Posted: January 12, 2014 - 1:01am

My standards are out of whack and my rules are dumb. It took a teenager, my 16-year-old son, to raise awareness of these flaws in my construction.

I am indebted to my child. He has shed doubt on all that I hold to be inalienable truths of parenthood. He has opened my eyes to my shortcomings as a mother and a person. Without his voice of reason easing my bewilderment, I would be bereft of self-knowledge.

The idiocy of my hat rule is only one issue on which he has enlightened me. Errantly, I outlawed the wearing of hats at the table, in the house, in restaurants and in any public building at any time. When he questioned the sanity of my decree and criticized the intelligence of my steadfastness, I pointed out that it was not my rule at all, but rather a norm of polite society.

To make his point and prove me wrong, he counts the number of males wearing hats in stores and restaurants and reports his calculations to me. “That’s the number of people whose mamas didn’t love them enough to teach them how to do right,” I say. He tells me that someday, when he’s on his own, he’s going to wear his hat everywhere and someone will say that about me.

“For now, take off your hat,” I say.

“You’re ridiculous, Mama,” he says. “No one cares.” He scourges me with this statement to bring me to my senses. He puts his hat on as soon as I’m not looking.

My child has also alerted me that I make his love interests feel “awkward.” He assures me that this is not the coup that I suppose it is. It’s why he doesn’t date anyone he says, because I insist on knowing the girl’s name – first and last – and her parents’ names and phone numbers and where the girl lives in terms of her exact address. In the modern, hat-wearing world, this is an intrusion on scale with NSA breaches of citizens’ privacy.

“Do you know how awkward you’re making this for her?” he complains.

“Do you know how awkward it is for me to not know who you’re with, where you are or whether a parent is home?” I retort.

He rolls his eyes and corrects me. “There you go, lecturing me. You’re going to take my hat and take my phone and tell me not to use bad language,” he accuses. “This is why I don’t tell you anything. You think all my friends are doing something wrong.”

Correction and redirection duly noted. He refutes my feeble excuse that it’s my job to torture him and to embarrass him in front of other teenagers and to know his business. He informs me, “You’re the only mama doing this stuff. No one else’s mama cares about the dumb stuff you care about.”

It’s kind of him to gently tell me that I’m not fitting in with my peers. I’m sure he’s right. I’m blessed that my well-being is important to him and that he isn’t afraid to say so. His compassion, as evidenced by his attitude, is overwhelming.

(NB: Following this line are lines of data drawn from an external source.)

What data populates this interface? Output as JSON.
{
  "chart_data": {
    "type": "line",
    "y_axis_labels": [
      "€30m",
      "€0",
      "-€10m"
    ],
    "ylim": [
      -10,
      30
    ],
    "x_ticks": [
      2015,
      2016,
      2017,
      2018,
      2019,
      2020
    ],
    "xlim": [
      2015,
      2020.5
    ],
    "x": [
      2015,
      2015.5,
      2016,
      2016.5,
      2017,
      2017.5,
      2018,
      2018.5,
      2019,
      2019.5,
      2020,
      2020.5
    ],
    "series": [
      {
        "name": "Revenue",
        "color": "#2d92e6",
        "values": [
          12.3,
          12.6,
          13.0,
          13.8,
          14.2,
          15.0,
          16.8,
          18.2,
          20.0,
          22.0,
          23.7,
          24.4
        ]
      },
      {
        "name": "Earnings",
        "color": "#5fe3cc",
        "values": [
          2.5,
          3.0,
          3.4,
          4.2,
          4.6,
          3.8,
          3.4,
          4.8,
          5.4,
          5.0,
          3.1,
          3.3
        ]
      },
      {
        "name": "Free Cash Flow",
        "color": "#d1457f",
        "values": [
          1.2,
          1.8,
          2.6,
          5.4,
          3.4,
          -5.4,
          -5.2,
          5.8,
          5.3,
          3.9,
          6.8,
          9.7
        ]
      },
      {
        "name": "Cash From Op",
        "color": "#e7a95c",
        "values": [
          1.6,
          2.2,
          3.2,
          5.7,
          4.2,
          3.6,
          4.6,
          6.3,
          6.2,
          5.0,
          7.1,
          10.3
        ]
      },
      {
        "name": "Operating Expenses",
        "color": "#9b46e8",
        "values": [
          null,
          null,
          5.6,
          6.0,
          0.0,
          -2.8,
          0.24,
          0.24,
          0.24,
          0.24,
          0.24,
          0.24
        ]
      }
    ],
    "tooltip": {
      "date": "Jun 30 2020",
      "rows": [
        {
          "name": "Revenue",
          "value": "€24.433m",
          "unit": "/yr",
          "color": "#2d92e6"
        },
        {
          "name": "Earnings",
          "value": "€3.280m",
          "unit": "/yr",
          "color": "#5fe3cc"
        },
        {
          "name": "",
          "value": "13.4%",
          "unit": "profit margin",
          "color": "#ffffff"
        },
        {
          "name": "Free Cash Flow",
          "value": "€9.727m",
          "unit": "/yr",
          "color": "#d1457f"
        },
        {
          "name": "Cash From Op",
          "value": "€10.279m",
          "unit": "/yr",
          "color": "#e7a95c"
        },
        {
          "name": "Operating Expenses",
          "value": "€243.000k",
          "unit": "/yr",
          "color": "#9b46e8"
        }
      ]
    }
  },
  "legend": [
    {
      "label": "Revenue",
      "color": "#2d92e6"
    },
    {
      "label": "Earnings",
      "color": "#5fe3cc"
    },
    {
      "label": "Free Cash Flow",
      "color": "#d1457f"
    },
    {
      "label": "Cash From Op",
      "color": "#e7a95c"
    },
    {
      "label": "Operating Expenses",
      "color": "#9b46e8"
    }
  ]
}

My hat is off to my son, whose hat should also be off, as ignorant as it is for me to expect it. I do worry that someday someone will say, “There’s a man whose mama didn’t love him enough.” What if she’s right? Well, my diligent 16-year-old son has set me straight. I owe him so much for his concern. Thus, I pledge to redouble my parenting efforts. I’m sure he’ll let me know when I’m getting off track again.